WHAT IS THIS ? BOTH SINGAPORE AND DUBIE CAN BOOST ABOUT STORES AND HAVEING NO CRIME . THE US COULD TO IF PROSTITUTION WAS MADE LEGAL . SELLING HUMANS , ESPECIALLY WOMEN AND BABY GIRLS , FOR SEX SLAVES , WAS MADE LEGAL .YES . MANY COUNTRYS COULD BOOST IF DRUGS , PROSTITUTION . SELLING HUMANS , WAS MADE LEGAL . THE ONLY DIFFRENCE I KNOW BETWEEN SINGAPORE AND DUBIE IS SINGAPORE MAKES BEING A PIMP ILLIGAL .

THANK YOU ,
KEVIN R. MC INTYRE

Seabee said...

KMc, you might want to come back to comment again when you've sobered up.

Kerry said...

Personally, I don't like it when people compare Singapore & Dubai, we have hardly anything in common.
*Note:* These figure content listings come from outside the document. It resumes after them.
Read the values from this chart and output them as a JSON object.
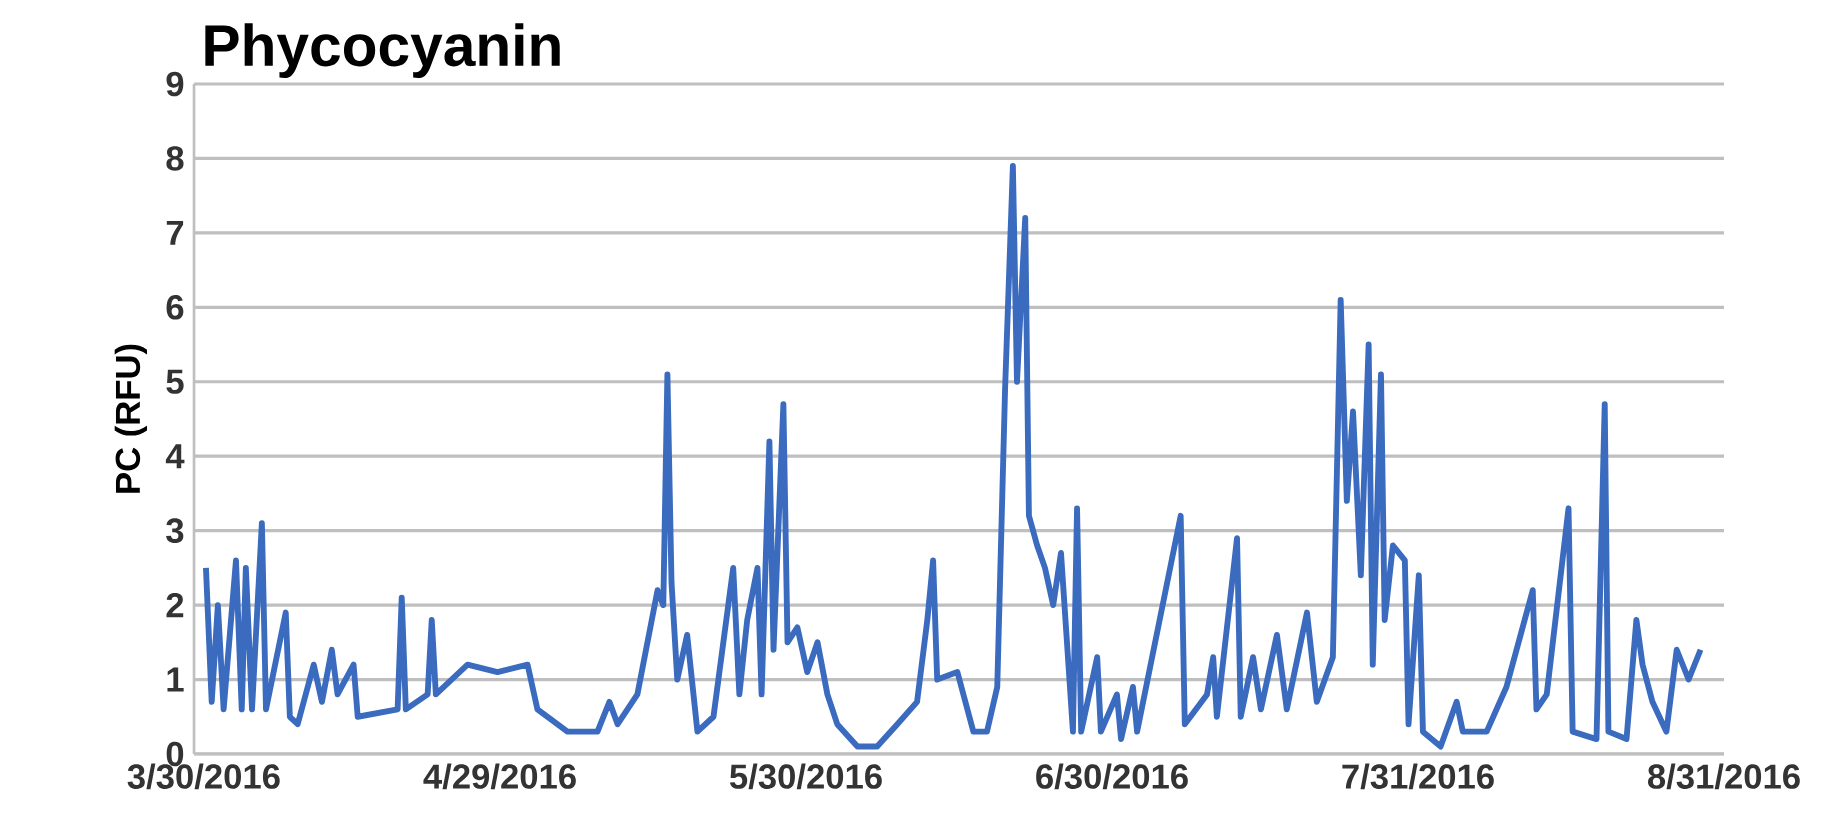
{
  "chart_data": {
    "type": "line",
    "title": "Phycocyanin",
    "ylabel": "PC (RFU)",
    "xlim": [
      "2016-03-29",
      "2016-08-31"
    ],
    "xticks": [
      {
        "value": "2016-03-30",
        "label": "3/30/2016"
      },
      {
        "value": "2016-04-29",
        "label": "4/29/2016"
      },
      {
        "value": "2016-05-30",
        "label": "5/30/2016"
      },
      {
        "value": "2016-06-30",
        "label": "6/30/2016"
      },
      {
        "value": "2016-07-31",
        "label": "7/31/2016"
      },
      {
        "value": "2016-08-31",
        "label": "8/31/2016"
      }
    ],
    "ylim": [
      0,
      9
    ],
    "yticks": [
      0,
      1,
      2,
      3,
      4,
      5,
      6,
      7,
      8,
      9
    ],
    "grid": "y",
    "marker": "none",
    "line_style": "solid",
    "series": [
      {
        "color": "#3a6bbf",
        "x": [
          "2016-03-30T05:00",
          "2016-03-30T19:00",
          "2016-03-31T10:00",
          "2016-04-01T00:00",
          "2016-04-02T06:00",
          "2016-04-02T20:00",
          "2016-04-03T06:00",
          "2016-04-03T21:00",
          "2016-04-04T21:00",
          "2016-04-05T07:00",
          "2016-04-07T07:00",
          "2016-04-07T17:00",
          "2016-04-08T12:00",
          "2016-04-10T03:00",
          "2016-04-10T23:00",
          "2016-04-11T23:00",
          "2016-04-12T13:00",
          "2016-04-14T04:00",
          "2016-04-14T14:00",
          "2016-04-18T15:00",
          "2016-04-19T01:00",
          "2016-04-19T11:00",
          "2016-04-21T16:00",
          "2016-04-22T02:00",
          "2016-04-22T12:00",
          "2016-04-25T17:00",
          "2016-04-28T18:00",
          "2016-05-01T19:00",
          "2016-05-02T19:00",
          "2016-05-05T20:00",
          "2016-05-08T21:00",
          "2016-05-10T02:00",
          "2016-05-10T22:00",
          "2016-05-12T22:00",
          "2016-05-14T23:00",
          "2016-05-15T13:00",
          "2016-05-15T23:00",
          "2016-05-16T09:00",
          "2016-05-16T23:00",
          "2016-05-17T23:00",
          "2016-05-19T00:00",
          "2016-05-20T15:00",
          "2016-05-22T15:00",
          "2016-05-23T06:00",
          "2016-05-24T01:00",
          "2016-05-25T02:00",
          "2016-05-25T12:00",
          "2016-05-26T07:00",
          "2016-05-26T17:00",
          "2016-05-27T17:00",
          "2016-05-28T03:00",
          "2016-05-29T03:00",
          "2016-05-30T03:00",
          "2016-05-31T04:00",
          "2016-06-01T04:00",
          "2016-06-02T04:00",
          "2016-06-04T05:00",
          "2016-06-06T05:00",
          "2016-06-08T06:00",
          "2016-06-10T06:00",
          "2016-06-11T07:00",
          "2016-06-11T21:00",
          "2016-06-12T07:00",
          "2016-06-14T08:00",
          "2016-06-15T23:00",
          "2016-06-17T08:00",
          "2016-06-18T09:00",
          "2016-06-19T04:00",
          "2016-06-19T23:00",
          "2016-06-20T09:00",
          "2016-06-21T05:00",
          "2016-06-21T14:00",
          "2016-06-22T10:00",
          "2016-06-23T05:00",
          "2016-06-24T01:00",
          "2016-06-24T20:00",
          "2016-06-26T01:00",
          "2016-06-26T11:00",
          "2016-06-26T21:00",
          "2016-06-28T12:00",
          "2016-06-28T21:00",
          "2016-06-30T12:00",
          "2016-06-30T22:00",
          "2016-07-02T03:00",
          "2016-07-02T13:00",
          "2016-07-06T23:00",
          "2016-07-07T09:00",
          "2016-07-09T15:00",
          "2016-07-10T06:00",
          "2016-07-10T15:00",
          "2016-07-12T16:00",
          "2016-07-13T01:00",
          "2016-07-14T07:00",
          "2016-07-15T02:00",
          "2016-07-16T17:00",
          "2016-07-17T17:00",
          "2016-07-19T18:00",
          "2016-07-20T18:00",
          "2016-07-22T09:00",
          "2016-07-23T04:00",
          "2016-07-23T19:00",
          "2016-07-24T10:00",
          "2016-07-25T05:00",
          "2016-07-26T00:00",
          "2016-07-26T10:00",
          "2016-07-27T06:00",
          "2016-07-27T15:00",
          "2016-07-28T11:00",
          "2016-07-29T16:00",
          "2016-07-30T01:00",
          "2016-07-31T02:00",
          "2016-07-31T12:00",
          "2016-08-02T07:00",
          "2016-08-03T22:00",
          "2016-08-04T13:00",
          "2016-08-06T23:00",
          "2016-08-08T23:00",
          "2016-08-11T15:00",
          "2016-08-12T00:00",
          "2016-08-13T01:00",
          "2016-08-15T06:00",
          "2016-08-15T16:00",
          "2016-08-18T02:00",
          "2016-08-18T22:00",
          "2016-08-19T07:00",
          "2016-08-21T03:00",
          "2016-08-22T03:00",
          "2016-08-22T18:00",
          "2016-08-23T18:00",
          "2016-08-25T04:00",
          "2016-08-26T05:00",
          "2016-08-27T10:00",
          "2016-08-28T15:00"
        ],
        "values": [
          2.5,
          0.7,
          2.0,
          0.6,
          2.6,
          0.6,
          2.5,
          0.6,
          3.1,
          0.6,
          1.9,
          0.5,
          0.4,
          1.2,
          0.7,
          1.4,
          0.8,
          1.2,
          0.5,
          0.6,
          2.1,
          0.6,
          0.8,
          1.8,
          0.8,
          1.2,
          1.1,
          1.2,
          0.6,
          0.3,
          0.3,
          0.7,
          0.4,
          0.8,
          2.2,
          2.0,
          5.1,
          2.3,
          1.0,
          1.6,
          0.3,
          0.5,
          2.5,
          0.8,
          1.8,
          2.5,
          0.8,
          4.2,
          1.4,
          4.7,
          1.5,
          1.7,
          1.1,
          1.5,
          0.8,
          0.4,
          0.1,
          0.1,
          0.4,
          0.7,
          1.8,
          2.6,
          1.0,
          1.1,
          0.3,
          0.3,
          0.9,
          4.9,
          7.9,
          5.0,
          7.2,
          3.2,
          2.8,
          2.5,
          2.0,
          2.7,
          0.3,
          3.3,
          0.3,
          1.3,
          0.3,
          0.8,
          0.2,
          0.9,
          0.3,
          3.2,
          0.4,
          0.8,
          1.3,
          0.5,
          2.9,
          0.5,
          1.3,
          0.6,
          1.6,
          0.6,
          1.9,
          0.7,
          1.3,
          6.1,
          3.4,
          4.6,
          2.4,
          5.5,
          1.2,
          5.1,
          1.8,
          2.8,
          2.6,
          0.4,
          2.4,
          0.3,
          0.1,
          0.7,
          0.3,
          0.3,
          0.9,
          2.2,
          0.6,
          0.8,
          3.3,
          0.3,
          0.2,
          4.7,
          0.3,
          0.2,
          1.8,
          1.2,
          0.7,
          0.3,
          1.4,
          1.0,
          1.4
        ]
      }
    ]
  }
}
Singapore was built on the hard work of Chinese coolies & MM Lee, without a single natural resource (and we still import water from Malaysia). Racism is taboo and outlawed (unlike in Dubai), we have an established & diversified economy built on petrochemicals, finance & electronics.
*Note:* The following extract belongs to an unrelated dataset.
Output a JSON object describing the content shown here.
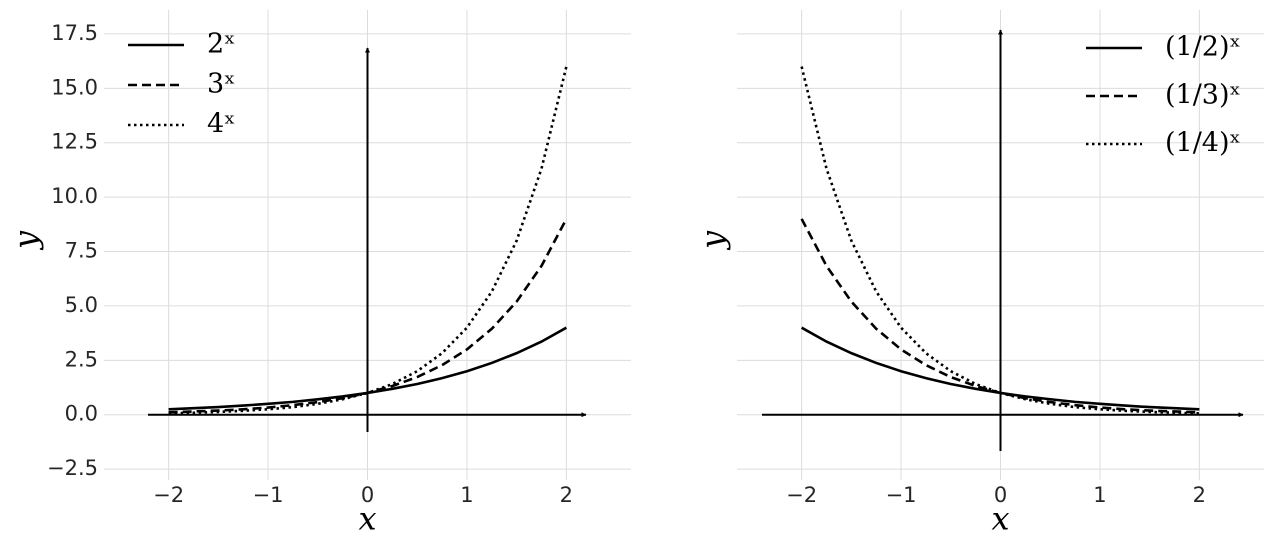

I'm not sure what Dubai has, but first & foremost I think "petrocash". They may seem rich now, but the economy is really very vulnerable; it never had a solid, sustainable base to build on (2009 financial crisis).
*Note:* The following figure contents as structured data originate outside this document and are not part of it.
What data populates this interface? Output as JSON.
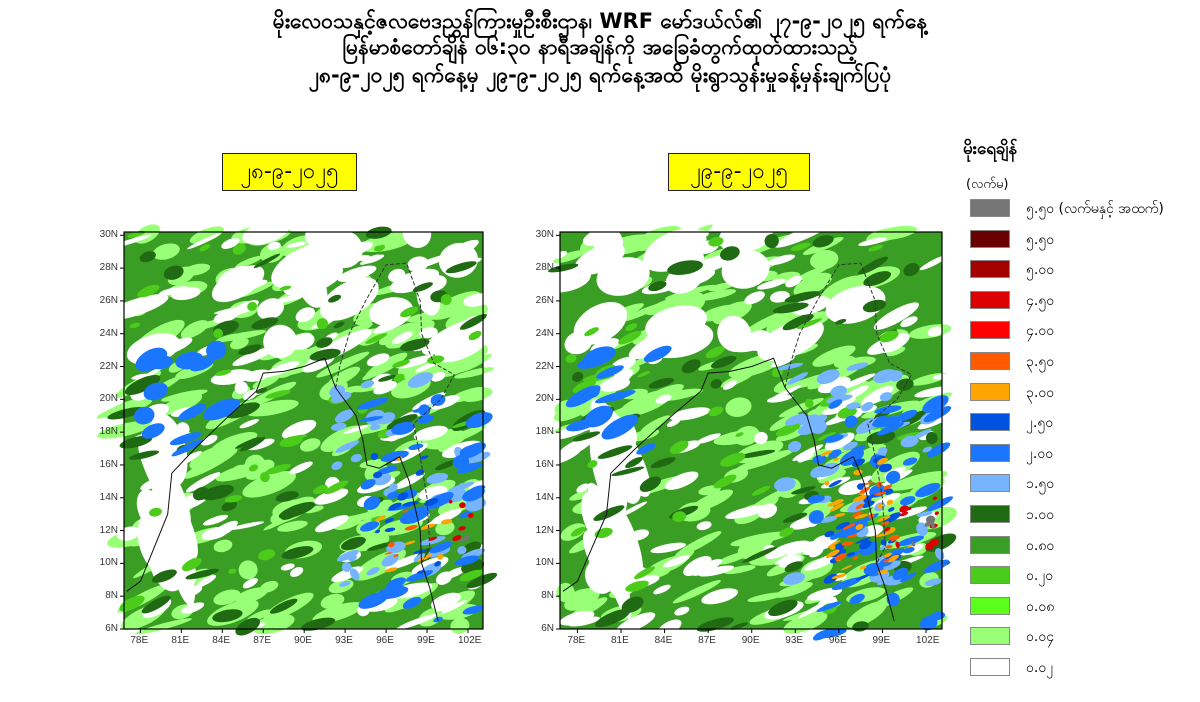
{
  "title": {
    "line1": "မိုးလေဝသနှင့်ဇလဗေဒညွှန်ကြားမှုဦးစီးဌာန၊ WRF မော်ဒယ်လ်၏ ၂၇-၉-၂၀၂၅ ရက်နေ့",
    "line2": "မြန်မာစံတော်ချိန် ၀၆:၃၀ နာရီအချိန်ကို အခြေခံတွက်ထုတ်ထားသည့်",
    "line3": "၂၈-၉-၂၀၂၅ ရက်နေ့မှ ၂၉-၉-၂၀၂၅ ရက်နေ့အထိ မိုးရွာသွန်းမှုခန့်မှန်းချက်ပြပုံ"
  },
  "panels": [
    {
      "date": "၂၈-၉-၂၀၂၅"
    },
    {
      "date": "၂၉-၉-၂၀၂၅"
    }
  ],
  "axes": {
    "lat_ticks": [
      "30N",
      "28N",
      "26N",
      "24N",
      "22N",
      "20N",
      "18N",
      "16N",
      "14N",
      "12N",
      "10N",
      "8N",
      "6N"
    ],
    "lat_values": [
      30,
      28,
      26,
      24,
      22,
      20,
      18,
      16,
      14,
      12,
      10,
      8,
      6
    ],
    "lon_ticks": [
      "78E",
      "81E",
      "84E",
      "87E",
      "90E",
      "93E",
      "96E",
      "99E",
      "102E"
    ],
    "lon_values": [
      78,
      81,
      84,
      87,
      90,
      93,
      96,
      99,
      102
    ]
  },
  "legend": {
    "title": "မိုးရေချိန်",
    "unit": "(လက်မ)",
    "items": [
      {
        "label": "၅.၅၀ (လက်မနှင့် အထက်)",
        "color": "#767676"
      },
      {
        "label": "၅.၅၀",
        "color": "#6b0000"
      },
      {
        "label": "၅.၀၀",
        "color": "#a50000"
      },
      {
        "label": "၄.၅၀",
        "color": "#dd0000"
      },
      {
        "label": "၄.၀၀",
        "color": "#ff0000"
      },
      {
        "label": "၃.၅၀",
        "color": "#ff5a00"
      },
      {
        "label": "၃.၀၀",
        "color": "#ffa500"
      },
      {
        "label": "၂.၅၀",
        "color": "#0052e0"
      },
      {
        "label": "၂.၀၀",
        "color": "#1a75ff"
      },
      {
        "label": "၁.၅၀",
        "color": "#77b4ff"
      },
      {
        "label": "၁.၀၀",
        "color": "#1f6a12"
      },
      {
        "label": "၀.၈၀",
        "color": "#3a9e24"
      },
      {
        "label": "၀.၂၀",
        "color": "#4ccc1a"
      },
      {
        "label": "၀.၀၈",
        "color": "#5cff1a"
      },
      {
        "label": "၀.၀၄",
        "color": "#99ff77"
      },
      {
        "label": "၀.၀၂",
        "color": "#ffffff"
      }
    ]
  }
}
Singapore & Dubai may seem similar at a VERY superficial level, but in reality we have nothing in common.

Seabee said...

Kerry: "I'm not sure what Dubai has, but first & foremost I think "petrocash". They may seem rich now, but the economy is really very vulnerable; it never had a solid, sustainable base to build on (2009 financial crisis)."

Completely wrong I'm afraid. 'Petrocash' doesn't come into it, Dubai has never had much oil and it contibutes less than 5% of the economy. Dubai was built on trading, it's always been a commercial centre and that has always, and continues to be, its solid sustainable base.

As I've pointed out with examples in several posts, there are indeed similarities.

Kerry said...

Well, I don't know much about Dubai, so I may very well be wrong on that point. But I do believe Dubai's economy would've collapsed if not for Abu Dhabi's petrocash support, no? And I believe a significant amount of government revenue comes from Abu Dhabi too. I don't see Dubai's finance or trading industries as being very developed at all.

Even then, Dubai's transport system, legal system, human rights law cannot compare. True, Singapore has a bad human rights record, but I believe Dubai's is much worse.

Kerry said...

By the way, with reference to my original point, I believe Dubai was initially built on petrocash (from itself or other Emirates). That's in accordance with a referenced claim from wikipedia. In contrast, Singapore was built solely from Lee Kuan Yew and Chinese coolies' hard work. So I believe my original point was correct.

With relation to the current economy, you may be right that Dubai has trading and financial stuff going on, but it's heavily dependent on property speculation and building. This part of the economy is evidently unsustainable, esp if its failues need to be constantly compensated for using Abu Dhabi's petrocash.

Seabee said...

Kerry, be careful believing what you read on Wiki, it's simply stuff posted by ordinary private individuals (like you and me) and is not necessarily correct. Dubai was a thriving trading port and retail centre for a century before a small amount of oil was found in 1966.

The UAE was not formed until 1971 and the independent emirates certainly didn't help each other out before that.

In this current financial crisis Abu Dhabi did come to the rescue with, from memory, $20 billion. The crisis was caused by the ridiculous and out-of-control property development and that's the bubble that burst. It was unsustainable, unregulated, uncontrolled and it had to collapse.

The real economy - the trading - has always been there, is still there and is very strong. Tourism and retail has added to that real economy in the last decade.

I agree with your last paragraph, and obviously there will be areas where one city is 'better'than the other and where there are no similarities. My post simply discussed some areas where there are similarities between the two cities.

Anonymous said...

Can anybody comment on which city is more advanced?